Note: this is the reverse of migrating two seperate disconnected directories to git annex.
I have a git annex repo for all my media that has grown to 57866 files and git operations are getting slow, especially on external spinning hard drives, so I decided to split it into separate repositories.
This is how I did it, with some help from #git-annex
. Suppose the old big repo is at ~/oldrepo
:
# Create a new repo for photos only
mkdir ~/photos
cd photos
git init
git annex init laptop
# Hardlink all the annexed data from the old repo
cp -rl ~/oldrepo/.git/annex/objects .git/annex/
# Regenerate the git annex metadata
git annex fsck --fast
# Also split the repo on the usb key
cd /media/usbkey
git clone ~/photos
cd photos
git annex init usbkey
cp -rl ../oldrepo/.git/annex/objects .git/annex/
git annex fsck --fast
# Connect the annexes as remotes of each other
git remote add laptop ~/photos
cd ~/photos
git remote add usbkey /media/usbkey
At this point, I went through all repos doing standard cleanup:
# Remove unneeded hard links
git annex unused
git annex dropunused --force 1-12345
# Sync
git annex sync
To make sure nothing is missing, I used git annex find --not --in=here
to see if, for example, the usbkey that should have everything could be missing
some thing.
Update: Antoine Beaupré pointed me to this tip about Repositories with large number of files which I will try next time one of my repositories grows enough to hit a performance issue.
This document was originally written by Enrico Zini and added to this wiki by anarcat.
Indeed it would be nice if there was an easy way to split a git annex repository into smaller ones, while those smaller ones also obtain all the git-annex branch availability/metadata information about the files they inherit. The situations comes up quite frequently whenever it is desired to modularize bigger repositories. The simplest use case is to make a specific subdirectory into a git/git-annex submodule. Is there a way/recipe to easily accomplish also moving all git-annex branch metadata. And the original repository should get those files removed within its git tree.

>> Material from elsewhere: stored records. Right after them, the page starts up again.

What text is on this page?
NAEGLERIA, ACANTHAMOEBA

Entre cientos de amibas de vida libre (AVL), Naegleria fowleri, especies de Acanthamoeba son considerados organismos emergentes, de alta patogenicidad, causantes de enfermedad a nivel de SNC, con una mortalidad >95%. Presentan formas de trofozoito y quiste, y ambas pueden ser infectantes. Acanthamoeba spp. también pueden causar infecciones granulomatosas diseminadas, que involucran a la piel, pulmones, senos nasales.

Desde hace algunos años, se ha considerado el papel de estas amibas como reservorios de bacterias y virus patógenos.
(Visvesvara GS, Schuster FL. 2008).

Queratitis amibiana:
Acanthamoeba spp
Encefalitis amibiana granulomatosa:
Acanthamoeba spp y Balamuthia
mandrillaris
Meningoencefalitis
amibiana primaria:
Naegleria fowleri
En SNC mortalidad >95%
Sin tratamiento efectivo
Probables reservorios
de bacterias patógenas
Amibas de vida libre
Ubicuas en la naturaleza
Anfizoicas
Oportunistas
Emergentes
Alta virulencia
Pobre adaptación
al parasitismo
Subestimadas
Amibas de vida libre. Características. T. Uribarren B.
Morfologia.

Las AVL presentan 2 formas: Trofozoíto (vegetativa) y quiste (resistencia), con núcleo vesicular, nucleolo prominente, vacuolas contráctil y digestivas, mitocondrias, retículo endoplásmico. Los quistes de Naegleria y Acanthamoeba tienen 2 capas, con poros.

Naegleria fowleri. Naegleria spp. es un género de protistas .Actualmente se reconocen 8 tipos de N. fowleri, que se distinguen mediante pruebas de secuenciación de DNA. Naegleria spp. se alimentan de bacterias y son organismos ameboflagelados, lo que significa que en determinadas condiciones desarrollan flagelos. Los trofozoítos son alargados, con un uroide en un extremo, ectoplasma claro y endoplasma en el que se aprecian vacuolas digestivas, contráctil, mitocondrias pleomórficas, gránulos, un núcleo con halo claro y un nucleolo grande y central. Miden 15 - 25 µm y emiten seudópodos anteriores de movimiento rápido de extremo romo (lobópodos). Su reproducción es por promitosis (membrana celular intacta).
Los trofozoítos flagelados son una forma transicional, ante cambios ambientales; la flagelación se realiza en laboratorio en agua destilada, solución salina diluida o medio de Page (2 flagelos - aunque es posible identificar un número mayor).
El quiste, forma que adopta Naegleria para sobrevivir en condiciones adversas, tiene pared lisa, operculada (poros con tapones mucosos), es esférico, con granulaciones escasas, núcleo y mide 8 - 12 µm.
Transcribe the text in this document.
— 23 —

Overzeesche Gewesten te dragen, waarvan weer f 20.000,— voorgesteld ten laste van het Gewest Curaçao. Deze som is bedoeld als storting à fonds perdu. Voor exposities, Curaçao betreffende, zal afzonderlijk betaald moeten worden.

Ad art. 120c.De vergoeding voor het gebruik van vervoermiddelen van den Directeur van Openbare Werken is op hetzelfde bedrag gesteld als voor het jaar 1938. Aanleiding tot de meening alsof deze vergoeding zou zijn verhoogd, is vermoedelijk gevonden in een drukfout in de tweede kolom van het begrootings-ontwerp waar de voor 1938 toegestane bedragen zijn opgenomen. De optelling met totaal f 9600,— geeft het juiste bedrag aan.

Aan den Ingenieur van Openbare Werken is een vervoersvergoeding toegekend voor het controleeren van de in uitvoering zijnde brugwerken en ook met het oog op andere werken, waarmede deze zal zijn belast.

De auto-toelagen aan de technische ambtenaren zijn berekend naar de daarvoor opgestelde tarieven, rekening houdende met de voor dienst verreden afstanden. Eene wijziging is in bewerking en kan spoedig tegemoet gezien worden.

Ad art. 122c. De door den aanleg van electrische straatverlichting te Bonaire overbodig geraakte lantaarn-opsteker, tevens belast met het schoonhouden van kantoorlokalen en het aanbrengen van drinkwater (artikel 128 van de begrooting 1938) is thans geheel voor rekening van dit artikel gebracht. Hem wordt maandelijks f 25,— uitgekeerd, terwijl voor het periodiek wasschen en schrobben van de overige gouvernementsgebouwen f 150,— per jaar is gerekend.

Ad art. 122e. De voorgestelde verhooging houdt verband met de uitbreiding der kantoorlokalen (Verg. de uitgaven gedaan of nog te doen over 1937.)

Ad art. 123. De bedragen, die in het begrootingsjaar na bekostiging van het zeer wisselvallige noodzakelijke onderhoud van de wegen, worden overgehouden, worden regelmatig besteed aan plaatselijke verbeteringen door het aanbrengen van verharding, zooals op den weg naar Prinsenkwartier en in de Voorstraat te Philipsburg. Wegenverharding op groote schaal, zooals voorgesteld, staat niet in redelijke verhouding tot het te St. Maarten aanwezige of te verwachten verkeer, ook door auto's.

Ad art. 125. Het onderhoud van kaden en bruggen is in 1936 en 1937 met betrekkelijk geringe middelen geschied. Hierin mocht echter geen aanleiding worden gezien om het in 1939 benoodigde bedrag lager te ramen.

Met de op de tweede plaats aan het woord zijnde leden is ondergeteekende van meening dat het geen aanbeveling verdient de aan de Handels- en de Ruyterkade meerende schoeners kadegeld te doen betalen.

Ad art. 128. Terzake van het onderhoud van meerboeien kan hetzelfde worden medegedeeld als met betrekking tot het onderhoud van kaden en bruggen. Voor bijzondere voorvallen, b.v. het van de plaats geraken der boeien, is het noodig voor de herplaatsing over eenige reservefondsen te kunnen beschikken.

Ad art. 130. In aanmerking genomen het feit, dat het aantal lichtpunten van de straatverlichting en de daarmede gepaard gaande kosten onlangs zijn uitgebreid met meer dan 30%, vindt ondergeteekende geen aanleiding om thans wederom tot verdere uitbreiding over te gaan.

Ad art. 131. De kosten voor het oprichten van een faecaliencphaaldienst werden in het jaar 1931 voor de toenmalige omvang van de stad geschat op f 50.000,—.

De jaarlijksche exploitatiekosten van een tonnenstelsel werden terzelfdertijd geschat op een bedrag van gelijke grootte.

One possible way we see is to clone the original repository, remove all other files, move subdirectory files "up" needed number of directories, and then rewrite git history to forget and then use
annex forget
but that one wouldn't "forget" information about the files which are not in the current tree, so would also require some manual trimming ofgit-annex
branch beforeannex forget
.But may be there is a better way?
This is a simple way to split a repository, but the resulting split git repository will be larger than is really necessary.
When you
dropunused
all the hard links that are not present in the repository, git-annex will commit a log to the git-annex branch saying "I don't have this content" for each of them. That seems unnecessary since it probably does not have an earlier log saying it contained the content that was hard linked into it, and perhaps could be improved in git-annex to not record that unncessarily, but that's what it does currently.So I suggest running
git annex forget
after the dropunused or at some later point. That will delete all traces of those log files from the git-annex branch.